DERDİMİZ BİRİLERİNE RAKİP OLMAK DEĞİL
“Urla’daki yeni konseptimizle amacımız birilerine rakip olmak değildi” diyen Özer, “Amacımız sektörde kalıplaşmış bazı düşünceleri değiştirip, bilinenin aksine farklı bir deneyim yaşatmak. Eski taş binaya yatırım yapmaya karar verdiğimizde çevremizden çok eleştiri aldık. Şimdilerde komşularımız hiç bu kadar ilgi görebileceğimizi düşünmediklerini, hatta kendi aralarında ‘bu ara sokağa kimse gelmez, bu yatırım da buraya yapılmaz’ diye konuştuklarını anlatıyorlar. Bugün bu sokakta misafirlerimizden gördüğümüz ilgiden ve harika komşuluk deneyimlerimizden, iyi ki buradayız diyoruz” dedi.
YENİ PROJELER YOLDA
URLA’daki macera ise yeni dükkanla kalmıyor. 1 yıla yakındır üzerinde çalıştıkları “BananaBaby” ürününün markalaştırma sürecinde sona geldiklerini, düşük işletme maliyetli BananaBaby noktalarını yakında sevenleriyle kavuşturacaklarının müjdesini veriyor. Yine aynı zamanda Pablo Artisan Coffee markasının sahibi Mert Doğan’dan gelen yeni bir teklif, Özer ailesini heyecanlandırdı. Urla İskele’deki tarihi bir binada yeni proje yükseliyor. Özer, Eylül ayında inşaatı başlayan bu proje hakkında da şu bilgileri verdi: “Kayıkhane ismini verdiğimiz bu proje için, üzerinde çok yazıp çiziyoruz, her gün yeni reçeteler çalışarak farklı bir konseptle 2023’te misafirlerimizle buluşmayı hedefliyoruz.”
KAYIPLAR DA OLDU AMA...
PASTA Kodu markalaşma macerasının uzun ve engebeli bir yol olduğunu ifade eden Didem Özer, “Manevi olarak önemli kazanımlarım da oldu. Bir şaman atasözü der ya ‘Ders, sen öğrenene kadar devam eder.” Ben inanırım ona. Hala öğreniyorum. Bir marka olabilmenin birçok fedakarlık gerektirdiğini, hiçbir zaman vazgeçmemem gerektiğini ve her şeyin bir günde değişebileceğini öğreniyorsunuz. Biz yaşadığımız tüm olumsuzluklara rağmen üretmekten, çalışmaktan, hayal kurmaktan ve gelişmekten hiç vazgeçmedik” dedi.

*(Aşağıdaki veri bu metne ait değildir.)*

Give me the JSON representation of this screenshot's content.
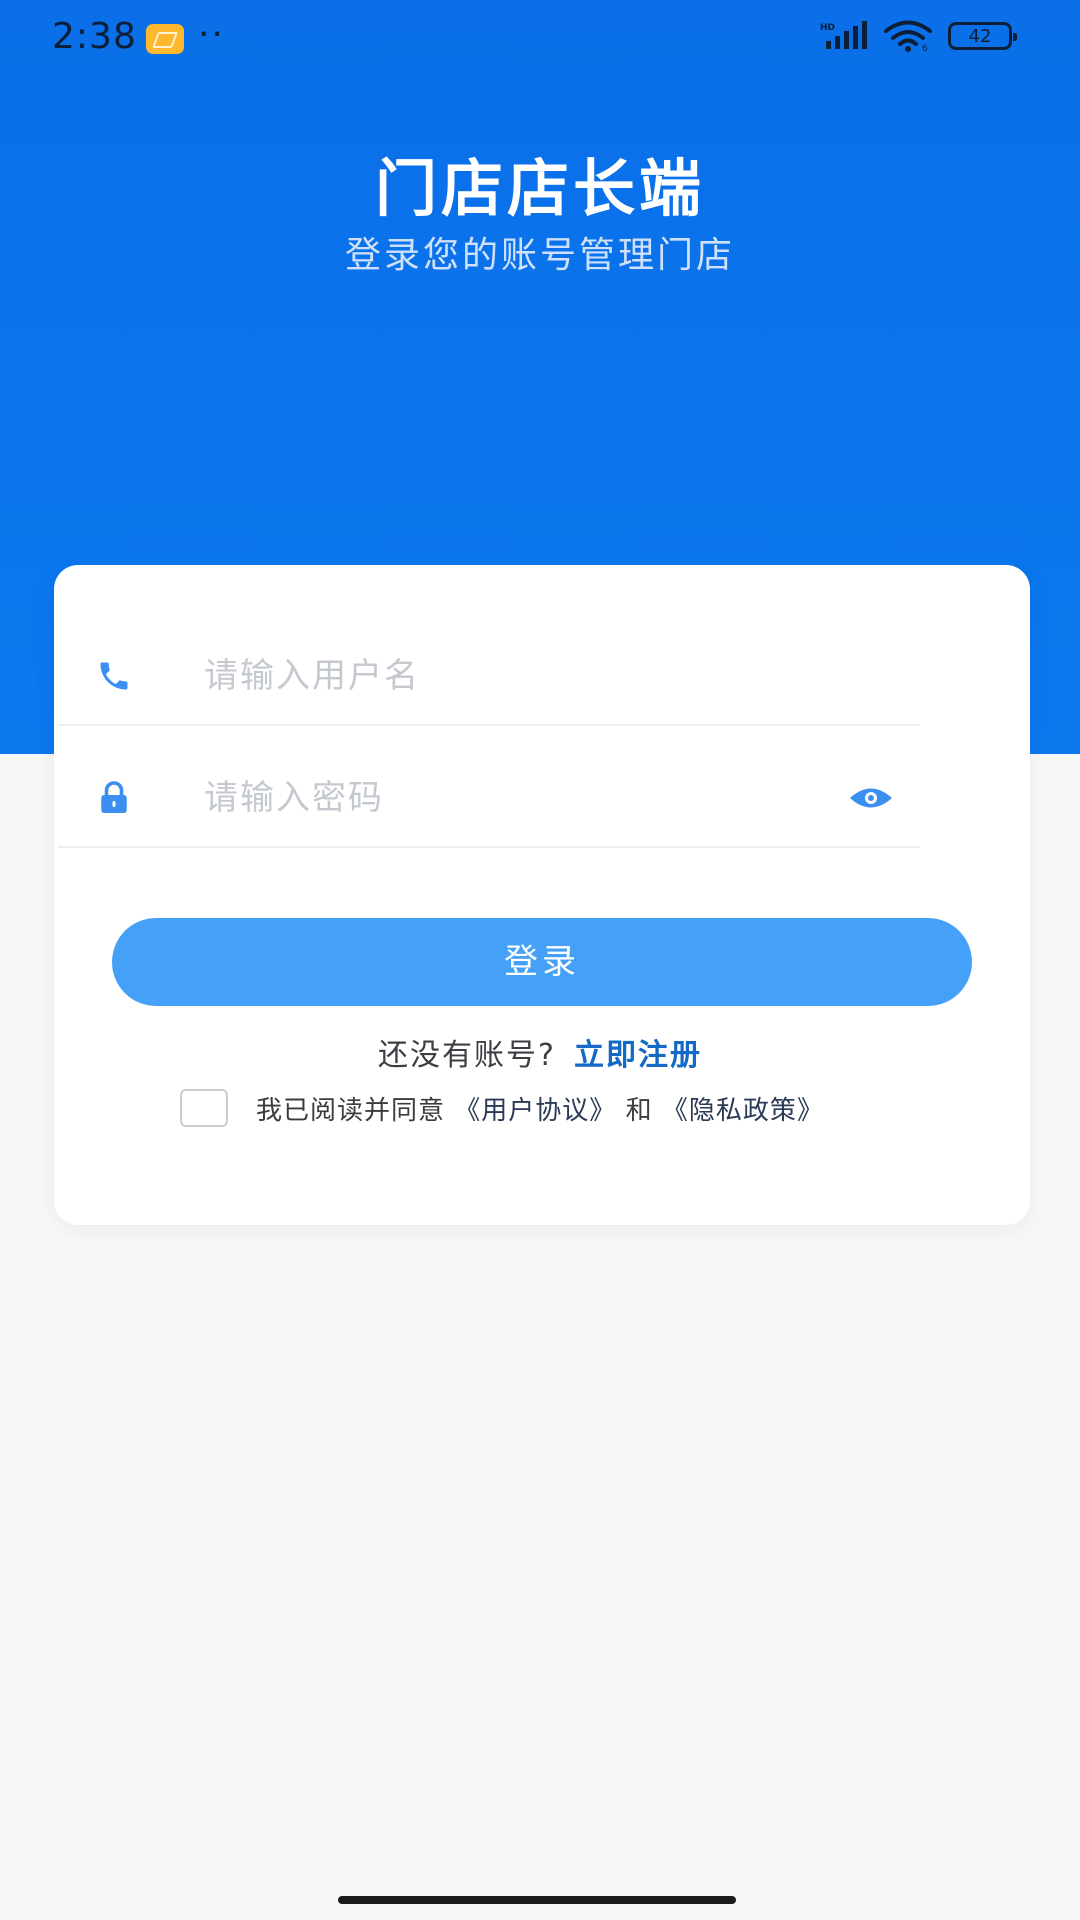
{
  "status_bar": {
    "time": "2:38",
    "dots": "··",
    "battery": "42"
  },
  "header": {
    "title": "门店店长端",
    "subtitle": "登录您的账号管理门店"
  },
  "form": {
    "username_placeholder": "请输入用户名",
    "password_placeholder": "请输入密码",
    "login_label": "登录",
    "no_account_text": "还没有账号?",
    "register_label": "立即注册",
    "agree_prefix": "我已阅读并同意",
    "user_agreement": "《用户协议》",
    "and_text": "和",
    "privacy_policy": "《隐私政策》"
  },
  "icons": {
    "phone": "phone-icon",
    "lock": "lock-icon",
    "eye": "eye-icon",
    "notification": "gallery-notification-icon",
    "signal": "signal-icon",
    "wifi": "wifi-icon",
    "battery": "battery-icon"
  },
  "colors": {
    "primary": "#0b74ec",
    "button": "#45a1f7",
    "link": "#1468c6",
    "icon_blue": "#3a8ff0"
  }
}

URLA’DAKİ MENÜDE NELER VAR?
PASTA Kodu’nun kahvaltı ile başlayan sabah servisi kişiye özel tabaklar, ekmek üstü alternatifler ve sonrasında tatlı seçenekleriyle devam ediyor. Kendi üretimleri olan Limonata, Berry Hibiscus gibi soğuk içecekler yanında, kış aylarının gelmesiyle menülerinde farklı bitki çayları ve çok sevilen taze sıkılmış mandalina suyu ile kahve alternatifleri bulunuyor.